Study: Identification of microplastics in human placenta using laser direct infrared spectroscopy. Image Credit: Forance / Shutterstock
Microplastics are small plastic particles of less than 5 mm in size. These potent environmental contaminants are distributed ubiquitously in foods, drinking water, and salts. As a result, microplastics can enter the human body through ingestion and inhalation and induce various adverse health effects.
In prior research, microplastics have been detected in the human lungs, colon, placenta, stool, and blood. Microplastics that are very small in size can efficiently cross cell membranes to enter the bloodstream and subsequently accumulate in various organs, including the placenta.
The placenta acts as the primary interface between maternal and fetal environments. It provides nutrients and oxygen to the fetus through the umbilical cord. Thus, the presence of microplastics in the placenta may increase the risk of fetal exposure and potential health hazards.
In the current study, scientists in China used laser direct infrared spectroscopy to detect and characterize microplastics in the human placenta. This laser-based imaging and spectroscopy technique accurately captures particles of varied sizes and shapes. In addition, since the technique is fully automated, human interference can also be eliminated.
A total of 17 human placentas were analyzed in the study using laser direct infrared spectroscopy. Microplastics were detected in all tested placentas. The average abundance was 2.7 particles per gram of placenta.
Among detected microplastics, 11 polymer types were identified. Polyvinyl chloride was the most frequently seen polymer, with an average abundance of 1.19 particles per gram of placenta.
The other detected polymers were polypropylene, polybutylene succinate, polyethylene terephthalate, polycarbonate, polystyrene, polyamide, polyethylene, polyacrylamide, and polysulfone.
A high prevalence of polyvinyl chloride and polypropylene was observed in the placenta. A significant variation in size was found between various polymer types. Polyvinyl chloride, polypropylene, and polyethylene terephthalate were the main polymers in size ranges of 20–100 μm, 100–200 μm, and >200 μm, respectively.
Based on the basic properties, four subgroups of microplastics were detected, including fragment, fiber, film, and subspherical particle. The most predominant subgroup was fragments, followed by fibers, films, and subspherical particles.

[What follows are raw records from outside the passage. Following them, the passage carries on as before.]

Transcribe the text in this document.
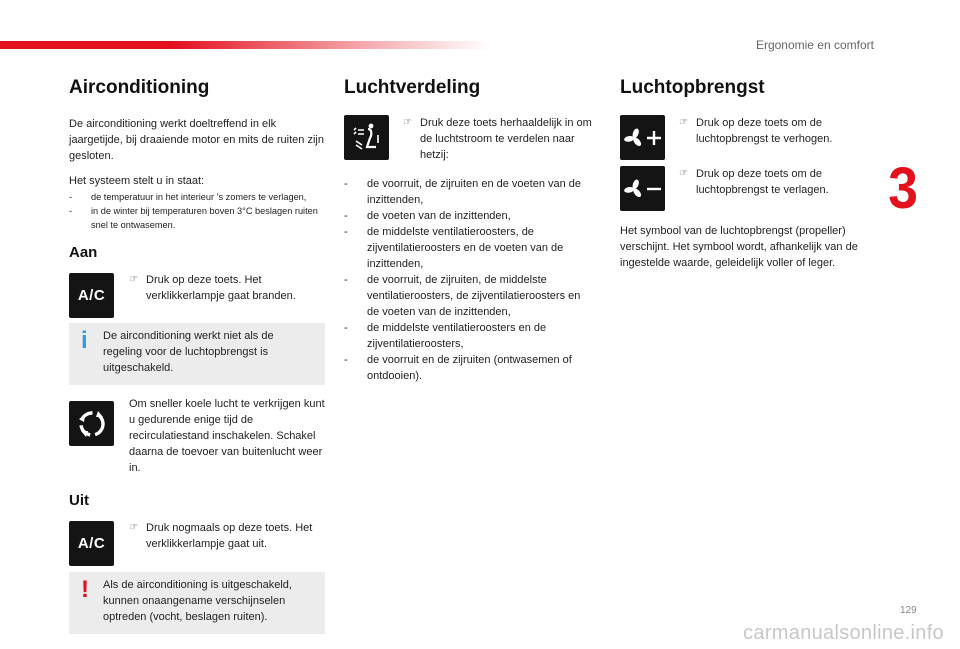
Ergonomie en comfort
3
129
carmanualsonline.info
Airconditioning

De airconditioning werkt doeltreffend in elk jaargetijde, bij draaiende motor en mits de ruiten zijn gesloten.

Het systeem stelt u in staat:

- de temperatuur in het interieur ’s zomers te verlagen,
- in de winter bij temperaturen boven 3°C beslagen ruiten snel te ontwasemen.
Aan
A/C
☞ Druk op deze toets. Het verklikkerlampje gaat branden.
i De airconditioning werkt niet als de regeling voor de luchtopbrengst is uitgeschakeld.
Om sneller koele lucht te verkrijgen kunt u gedurende enige tijd de recirculatiestand inschakelen. Schakel daarna de toevoer van buitenlucht weer in.
Uit
A/C
☞ Druk nogmaals op deze toets. Het verklikkerlampje gaat uit.
! Als de airconditioning is uitgeschakeld, kunnen onaangename verschijnselen optreden (vocht, beslagen ruiten).
Luchtverdeling
☞ Druk deze toets herhaaldelijk in om de luchtstroom te verdelen naar hetzij:
- de voorruit, de zijruiten en de voeten van de inzittenden,
- de voeten van de inzittenden,
- de middelste ventilatieroosters, de zijventilatieroosters en de voeten van de inzittenden,
- de voorruit, de zijruiten, de middelste ventilatieroosters, de zijventilatieroosters en de voeten van de inzittenden,
- de middelste ventilatieroosters en de zijventilatieroosters,
- de voorruit en de zijruiten (ontwasemen of ontdooien).
Luchtopbrengst
☞ Druk op deze toets om de luchtopbrengst te verhogen.
☞ Druk op deze toets om de luchtopbrengst te verlagen.

Het symbool van de luchtopbrengst (propeller) verschijnt. Het symbool wordt, afhankelijk van de ingestelde waarde, geleidelijk voller of leger.
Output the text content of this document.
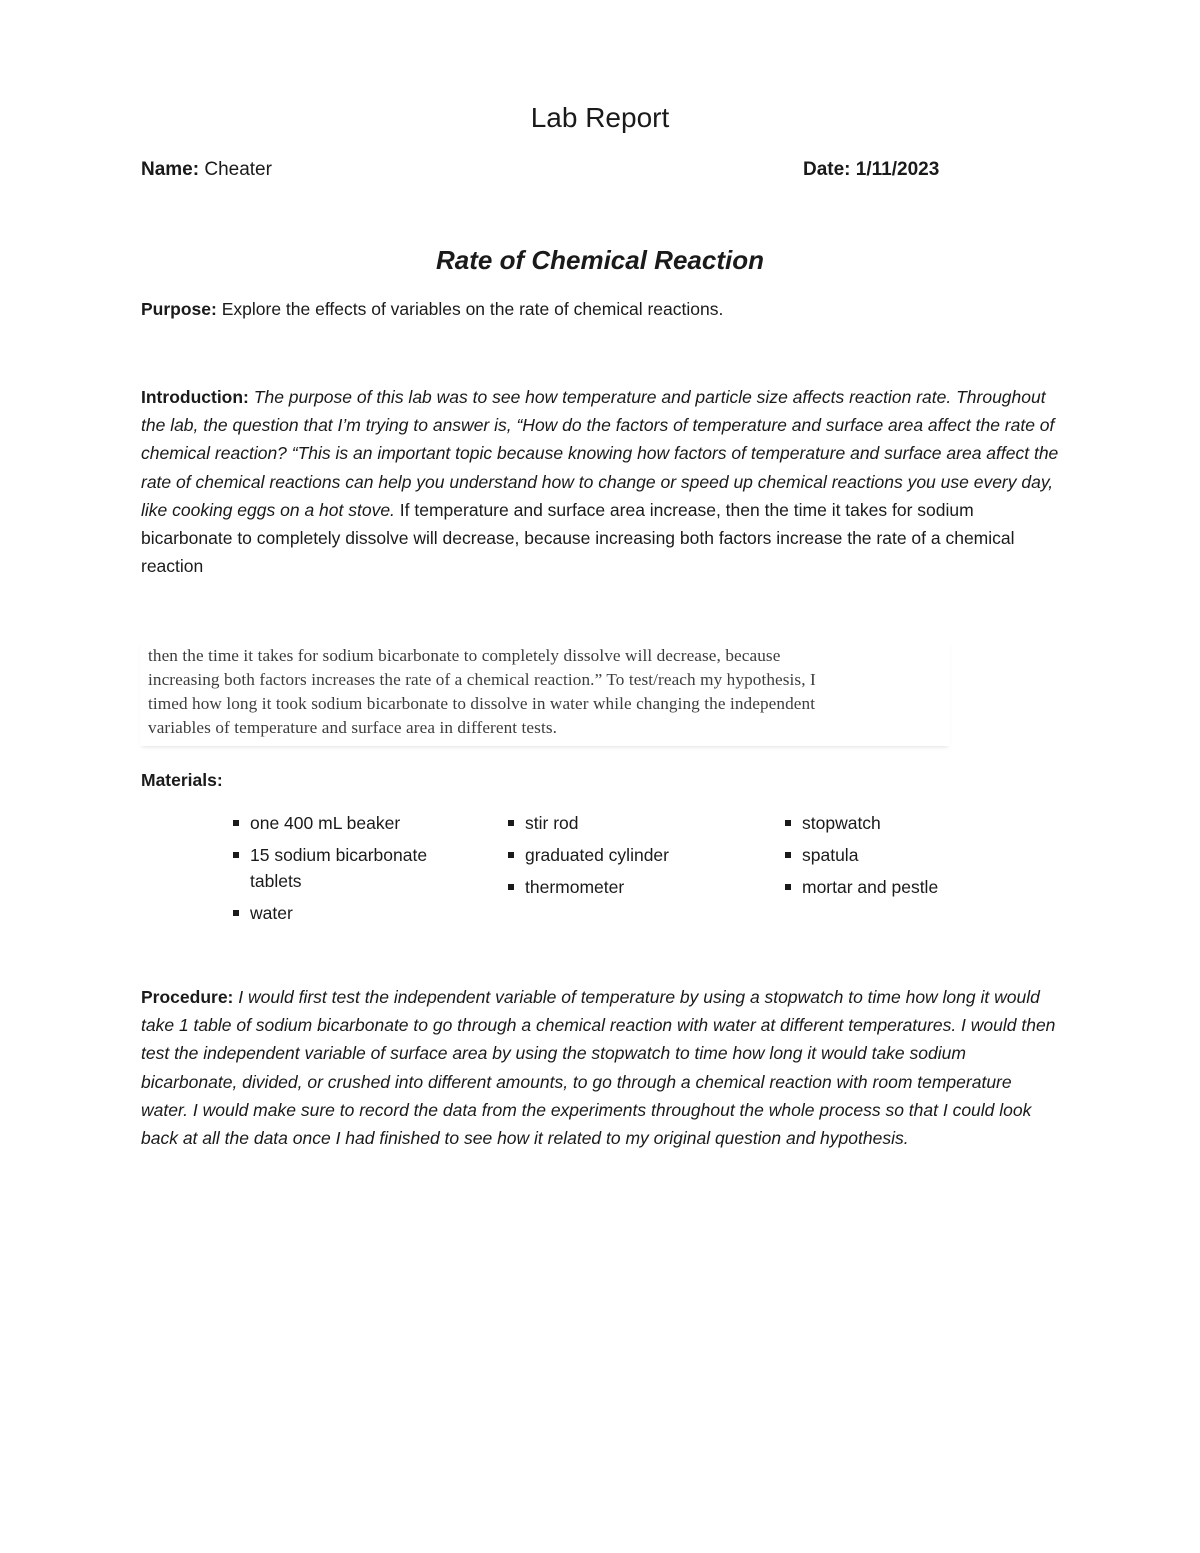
Lab Report
Name: Cheater	Date: 1/11/2023
Rate of Chemical Reaction
Purpose: Explore the effects of variables on the rate of chemical reactions.
Introduction: The purpose of this lab was to see how temperature and particle size affects reaction rate. Throughout the lab, the question that I’m trying to answer is, “How do the factors of temperature and surface area affect the rate of chemical reaction? “This is an important topic because knowing how factors of temperature and surface area affect the rate of chemical reactions can help you understand how to change or speed up chemical reactions you use every day, like cooking eggs on a hot stove. If temperature and surface area increase, then the time it takes for sodium bicarbonate to completely dissolve will decrease, because increasing both factors increase the rate of a chemical reaction

then the time it takes for sodium bicarbonate to completely dissolve will decrease, because

increasing both factors increases the rate of a chemical reaction.” To test/reach my hypothesis, I

timed how long it took sodium bicarbonate to dissolve in water while changing the independent

variables of temperature and surface area in different tests.

Materials:
one 400 mL beaker
15 sodium bicarbonate tablets
water
stir rod
graduated cylinder
thermometer
stopwatch
spatula
mortar and pestle
Procedure: I would first test the independent variable of temperature by using a stopwatch to time how long it would take 1 table of sodium bicarbonate to go through a chemical reaction with water at different temperatures. I would then test the independent variable of surface area by using the stopwatch to time how long it would take sodium bicarbonate, divided, or crushed into different amounts, to go through a chemical reaction with room temperature water. I would make sure to record the data from the experiments throughout the whole process so that I could look back at all the data once I had finished to see how it related to my original question and hypothesis.
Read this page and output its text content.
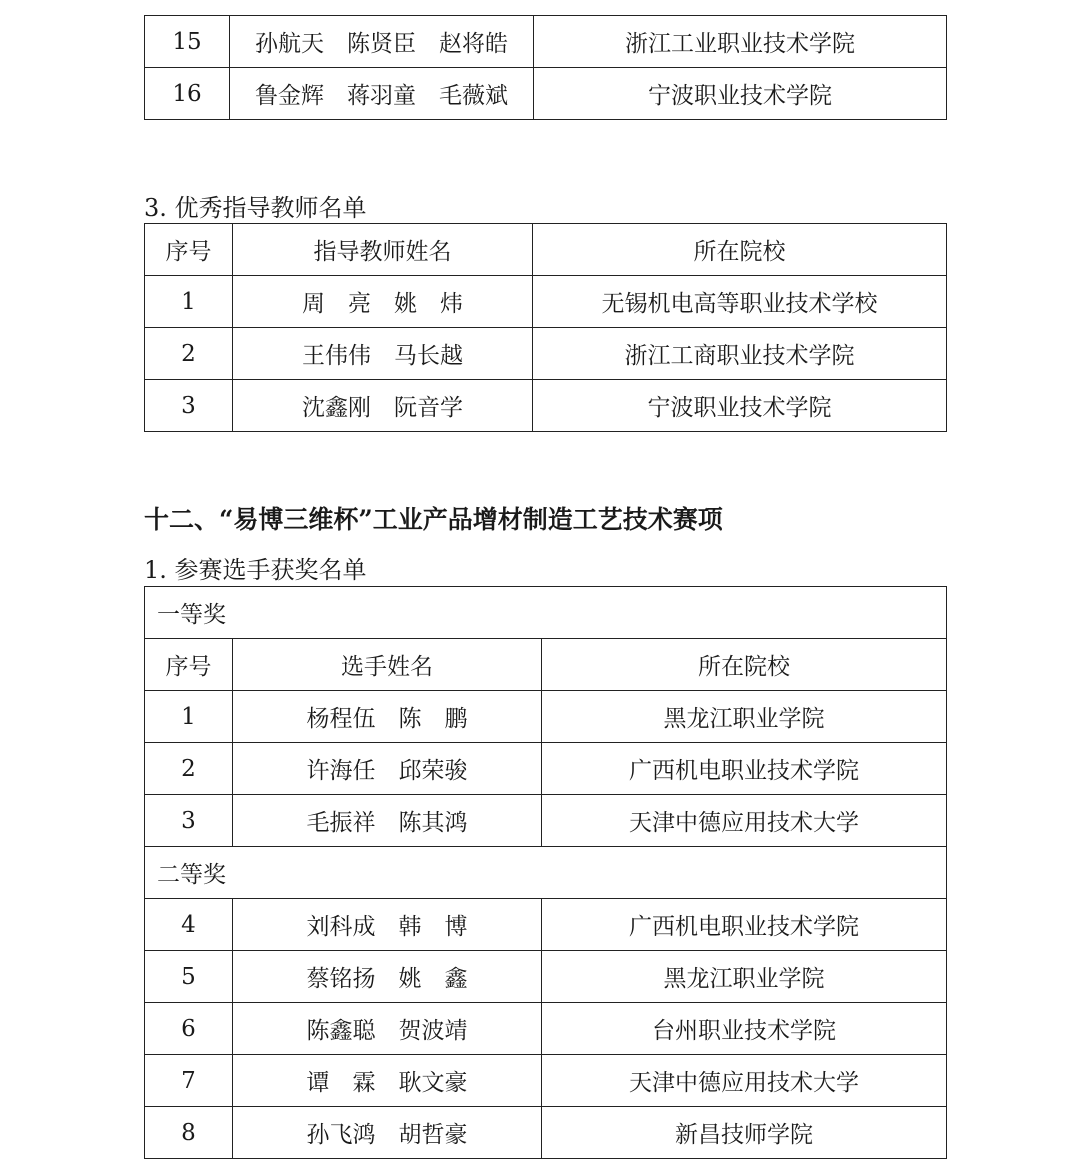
15	孙航天　陈贤臣　赵将皓	浙江工业职业技术学院
16	鲁金辉　蒋羽童　毛薇斌	宁波职业技术学院
3. 优秀指导教师名单
序号	指导教师姓名	所在院校
1	周　亮　姚　炜	无锡机电高等职业技术学校
2	王伟伟　马长越	浙江工商职业技术学院
3	沈鑫刚　阮音学	宁波职业技术学院
十二、“易博三维杯”工业产品增材制造工艺技术赛项
1. 参赛选手获奖名单
一等奖		
序号	选手姓名	所在院校
1	杨程伍　陈　鹏	黑龙江职业学院
2	许海任　邱荣骏	广西机电职业技术学院
3	毛振祥　陈其鸿	天津中德应用技术大学
二等奖		
4	刘科成　韩　博	广西机电职业技术学院
5	蔡铭扬　姚　鑫	黑龙江职业学院
6	陈鑫聪　贺波靖	台州职业技术学院
7	谭　霖　耿文豪	天津中德应用技术大学
8	孙飞鸿　胡哲豪	新昌技师学院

Among microplastics ranging 20–200 μm, a fragment was the most dominant shape. However, fibers were dominant among microplastics larger than 200 μm. About 80% of the detected microplastics were 20–100 μm in size. The rest were 100–200 μm and larger than 200 μm.
The study identifies microplastics in the human placenta, with polyvinyl chloride and polypropylene being the predominantly detected polymers. The majority of microplastics are smaller than 100 μm in size.
Studies have shown that smaller particles have a higher ability to cross the placenta and translocate to the fetus. Moreover, polyvinyl chloride and polypropylene induce potential health hazards, including oxidative stress, reproductive system dysfunction, carcinogenesis, and immune system dysfunction.
Given these potential health hazards, scientists recommend performing more studies to determine the prevalence of microplastics in the human fetus and their potential impact on fetal development.